Wie geht es mit Anleihenkäufen weiter?

Gestrafft werden sollte – eigentlich – auch die Geldpolitik insgesamt deutlich. Das Ankaufprogramm für Staatsanleihen sollte aber nur angeblich eingestellt werden.

Tatsächlich sollten fällig werdende Anleihen noch mindestens bis 2024 wieder in neue Ankäufe reinvestiert werden, also neue Anleihen gekauft und die Bilanzsumme nicht verringert werden.

Über die Anleihekäufe ließ die EZB die Druckerpressen nun seit fast 14 Jahren auf Hochtouren laufen. Sie verursachte darüber die Geldschwemme, die sich über kurz oder lang in einer hohen Inflation ausdrücken muss. Es bedarf nur eines Anlasses, der als Katalysator wirkt. In diesem Fall waren es die unterbrochenen Lieferketten, die das Angebot weiter verringert haben, um den Vorgang in Gang zu setzen oder zu beschleunigen.

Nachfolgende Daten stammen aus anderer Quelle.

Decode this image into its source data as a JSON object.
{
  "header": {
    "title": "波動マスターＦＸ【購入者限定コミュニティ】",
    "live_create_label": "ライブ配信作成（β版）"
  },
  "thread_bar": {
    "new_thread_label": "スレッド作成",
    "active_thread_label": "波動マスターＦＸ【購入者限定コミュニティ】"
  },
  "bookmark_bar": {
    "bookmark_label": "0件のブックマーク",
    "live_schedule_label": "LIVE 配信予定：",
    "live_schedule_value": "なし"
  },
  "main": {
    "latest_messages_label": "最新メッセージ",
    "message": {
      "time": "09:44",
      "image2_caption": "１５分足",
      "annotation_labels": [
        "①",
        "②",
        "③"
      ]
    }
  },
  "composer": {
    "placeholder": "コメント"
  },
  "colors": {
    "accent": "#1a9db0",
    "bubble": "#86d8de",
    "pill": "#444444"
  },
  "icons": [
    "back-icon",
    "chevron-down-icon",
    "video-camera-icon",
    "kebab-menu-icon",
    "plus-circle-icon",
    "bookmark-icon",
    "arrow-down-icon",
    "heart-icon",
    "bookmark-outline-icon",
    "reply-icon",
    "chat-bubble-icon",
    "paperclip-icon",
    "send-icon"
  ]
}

Und anders als die FED zum Beispiel, wurde in der EZB in all den Jahren nach der Finanzkrise die sogar angekündigte sogenannte Zinsnormalisierung nämlich nie eingeleitet. Das zeigt, dass die EZB seit 14 Jahren im Krisenmodus in die Sackgasse gefahren ist, da sie sich von der Kernaufgabe verabschiedet hat, für Geldwertstabilität zu sorgen, stattdessen vor allem Konjunkturpolitik macht.

Dass der Ukraine-Krieg für die sehr hohe Inflation verantwortlich ist, ist ein Märchen. Das erzählen die EZB und viele sogenannte Qualitätsmedien immer wieder, um von der völlig verfehlten Geldpolitik abzulenken. Denn die Fakten sehen anders aus.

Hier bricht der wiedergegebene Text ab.